The Volcano Optimizer Generator: Extensibility and Efficient Search
- Overview
- Volcano is an optimizer generator that takes as input things like logical algebra, physical algebra, and translation rules and outputs a query optimizer that uses a top-down dynamic programming query optimization algorithm.
- Design Principles
- Volcano followed the following design principles:
- Lots of domains (e.g. relational, object relational) are modelled with algebras.
- Pattern matching is a good way to describe translations.
- Don’t use intermediate representations (don’t understand this one).
- Compile optimizers rather than interpreting them.
- Use dynamic programming.
- Optimizer Generator Input
- Volcano takes the following things as input:
- A set of logical operators (e.g. join, select, project).
- A set of physical algorithms (e.g. tuple nested loop join, full table scan).
- Logical to logical transformation rules (e.g. join is commutative).
- Logical to physical transformation rules (e.g. join to sort merge join).
- Enforcers: algorithms which do not have a corresponding logical algebra operator (e.g. sort, decompress).
- An abstract cost data type and a corresponding cost function for algorithms.
- A logical and physical properties data type (e.g. sorted, compressed) and function for extracting properties of expressions and plans.
- Applicability functions saying whether a given algorithm can implement an expression with the given physical properties and the physical requirements on its inputs.
- Search Algorithm
- The Volcano search algorithm has type
FindBestPlan(logical plan, physical properties, cost limit) -> physical plan
.
- Given a logical plan and a desired set of physical properties, it considers the following three kinds of moves:
- A logical transformation (e.g. swapping join order).
- A logical to physical transformation (e.g. join to sort merge join).
- An enforcer (e.g. a sort).
- The results are memoized in a (logical expression, physical properties) -> best plan hash table.
- Volcano uses a couple of tricks to avoid infinite loops and to speed things up. For example, in progress plans are marked in progress to avoid infinite transformation loops.

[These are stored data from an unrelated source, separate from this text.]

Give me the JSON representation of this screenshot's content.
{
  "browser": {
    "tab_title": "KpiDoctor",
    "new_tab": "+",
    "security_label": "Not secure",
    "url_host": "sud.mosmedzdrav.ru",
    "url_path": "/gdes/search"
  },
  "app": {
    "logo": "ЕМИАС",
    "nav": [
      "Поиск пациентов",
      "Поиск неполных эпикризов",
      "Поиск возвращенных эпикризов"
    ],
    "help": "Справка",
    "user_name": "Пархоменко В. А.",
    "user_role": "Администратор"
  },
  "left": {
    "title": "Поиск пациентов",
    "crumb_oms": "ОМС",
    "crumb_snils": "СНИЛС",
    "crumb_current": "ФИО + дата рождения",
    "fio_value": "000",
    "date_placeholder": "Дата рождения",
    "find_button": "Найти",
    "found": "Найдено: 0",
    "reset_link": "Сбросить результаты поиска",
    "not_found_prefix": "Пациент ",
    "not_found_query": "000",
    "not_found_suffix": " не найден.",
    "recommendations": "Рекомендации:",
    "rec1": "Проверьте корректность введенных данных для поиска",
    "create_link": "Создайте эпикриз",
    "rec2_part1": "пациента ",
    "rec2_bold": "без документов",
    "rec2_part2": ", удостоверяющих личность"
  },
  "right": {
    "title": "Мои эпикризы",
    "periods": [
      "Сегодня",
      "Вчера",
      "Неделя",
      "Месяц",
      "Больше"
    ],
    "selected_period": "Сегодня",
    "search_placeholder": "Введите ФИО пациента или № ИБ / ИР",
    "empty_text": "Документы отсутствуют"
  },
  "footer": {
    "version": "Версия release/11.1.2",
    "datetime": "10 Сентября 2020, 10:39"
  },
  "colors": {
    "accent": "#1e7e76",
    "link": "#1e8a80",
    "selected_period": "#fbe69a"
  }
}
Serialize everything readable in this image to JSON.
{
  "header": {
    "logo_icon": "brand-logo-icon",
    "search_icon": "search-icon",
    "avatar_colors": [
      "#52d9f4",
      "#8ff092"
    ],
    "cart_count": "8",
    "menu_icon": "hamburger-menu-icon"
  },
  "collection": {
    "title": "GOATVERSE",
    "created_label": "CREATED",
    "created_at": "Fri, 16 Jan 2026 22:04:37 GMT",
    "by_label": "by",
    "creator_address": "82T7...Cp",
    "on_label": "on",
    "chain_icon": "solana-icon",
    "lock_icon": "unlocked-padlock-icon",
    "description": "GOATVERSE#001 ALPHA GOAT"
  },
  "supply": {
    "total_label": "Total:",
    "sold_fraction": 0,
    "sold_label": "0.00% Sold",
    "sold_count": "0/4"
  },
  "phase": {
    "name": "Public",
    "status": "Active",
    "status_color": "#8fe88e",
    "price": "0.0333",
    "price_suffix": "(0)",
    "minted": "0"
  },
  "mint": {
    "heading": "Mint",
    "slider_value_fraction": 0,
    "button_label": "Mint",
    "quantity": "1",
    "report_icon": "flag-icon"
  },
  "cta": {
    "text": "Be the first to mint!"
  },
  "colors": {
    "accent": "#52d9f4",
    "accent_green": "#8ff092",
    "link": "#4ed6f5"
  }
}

- The cost limit can be used to prune out plans early. For example, if a child of an operator costs more than the limit, we can stop looking at other children. Using a cost limit at all though is not motivated well.
- Questions
- Q: What are the pros and cons of volcano style query optimization vs Selinger style query optimization?
- A: This paper says that the Volcano query optimizer is “driven by needs rather than by possibilities”. It also says that it’s useful for when the number of plans exceeds the limits of a bottom-up approach.